The government of Somaliland asked Notre Dame computer science professor Kevin Bowyer with graduate students Amanda Sgroi and Estefan Ortiz to use their iris recognition biometric research to improve the legitimacy of their elections. Somaliland is a self-declared independent state directly north of Somalia recognized by the international community and U.S. as an autonomous region of Somalia. According to a College of Engineering press release, it is transforming into a rare, multiparty democracy in the Horn of Africa and is working to establish honest, respected elections. “Someone in Somaliland sent me an e-mail asking me to help with improving their voting register,” Bowyer said. “They said they wanted to use iris-recognition technology and asked us for help.

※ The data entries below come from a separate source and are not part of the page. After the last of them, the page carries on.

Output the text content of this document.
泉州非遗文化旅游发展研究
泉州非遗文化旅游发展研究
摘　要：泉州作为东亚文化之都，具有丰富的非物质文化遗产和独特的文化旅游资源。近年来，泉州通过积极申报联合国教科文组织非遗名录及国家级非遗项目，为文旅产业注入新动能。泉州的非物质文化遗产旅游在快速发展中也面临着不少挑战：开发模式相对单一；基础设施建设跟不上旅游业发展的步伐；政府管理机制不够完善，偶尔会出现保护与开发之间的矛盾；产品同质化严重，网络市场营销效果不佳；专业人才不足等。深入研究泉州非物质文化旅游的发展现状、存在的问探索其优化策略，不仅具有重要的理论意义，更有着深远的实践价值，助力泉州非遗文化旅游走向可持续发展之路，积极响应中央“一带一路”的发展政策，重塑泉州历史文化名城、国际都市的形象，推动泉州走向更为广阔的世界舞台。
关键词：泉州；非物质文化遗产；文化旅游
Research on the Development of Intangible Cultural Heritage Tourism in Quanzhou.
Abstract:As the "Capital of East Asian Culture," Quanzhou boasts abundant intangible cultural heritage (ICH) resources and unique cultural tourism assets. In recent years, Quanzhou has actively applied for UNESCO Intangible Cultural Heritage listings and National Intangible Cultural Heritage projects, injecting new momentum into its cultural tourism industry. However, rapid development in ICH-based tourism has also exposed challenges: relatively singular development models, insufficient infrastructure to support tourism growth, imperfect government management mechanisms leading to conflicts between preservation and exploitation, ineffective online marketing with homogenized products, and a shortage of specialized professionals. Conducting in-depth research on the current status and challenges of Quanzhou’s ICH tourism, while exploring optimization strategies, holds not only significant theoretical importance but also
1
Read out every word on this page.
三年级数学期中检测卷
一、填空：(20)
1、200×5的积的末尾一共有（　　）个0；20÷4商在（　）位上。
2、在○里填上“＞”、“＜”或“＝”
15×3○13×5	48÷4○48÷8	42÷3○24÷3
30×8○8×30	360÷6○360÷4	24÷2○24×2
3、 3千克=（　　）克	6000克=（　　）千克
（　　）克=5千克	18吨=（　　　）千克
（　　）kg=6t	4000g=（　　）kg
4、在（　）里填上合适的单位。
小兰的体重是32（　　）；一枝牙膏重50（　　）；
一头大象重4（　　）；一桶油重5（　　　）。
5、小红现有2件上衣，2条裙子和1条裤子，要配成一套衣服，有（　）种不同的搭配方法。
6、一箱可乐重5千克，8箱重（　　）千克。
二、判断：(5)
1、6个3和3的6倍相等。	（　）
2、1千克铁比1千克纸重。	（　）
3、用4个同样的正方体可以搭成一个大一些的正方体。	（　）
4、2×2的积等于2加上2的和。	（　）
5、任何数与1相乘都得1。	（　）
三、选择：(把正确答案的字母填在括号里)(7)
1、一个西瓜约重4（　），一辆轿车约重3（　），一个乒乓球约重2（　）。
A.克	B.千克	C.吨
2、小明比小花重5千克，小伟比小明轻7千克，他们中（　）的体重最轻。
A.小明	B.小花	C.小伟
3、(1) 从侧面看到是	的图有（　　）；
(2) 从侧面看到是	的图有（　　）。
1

The ultimate goal is that you can only vote one time,” Sgroi said. “If you’re trying to vote a second time, then the iris recognition system is going to block you before you can even cast your ballot.”
Bowyer said they kept in constant e-mail contact with the Somaliland government and were able to produce results that they could use to help achieve the Somaliland government nation status within a short period of time. In the press release, he said the data acquisition for the field study took place over a five-day period in registration centers in Hargeisa, the Somaliland capital, and Baki, a town 60 miles away from Hargeisa. The data was transferred electronically to the Notre Dame team, who sent the results back after conducting iris recognition analysis.
“They wanted to take some current technology, go to a couple of towns take some data and seed it with some duplicates,” Bowyer said. “They wanted to give us the data basically, if we could tell them which registration belonged to the same person and which actually belong to different people.”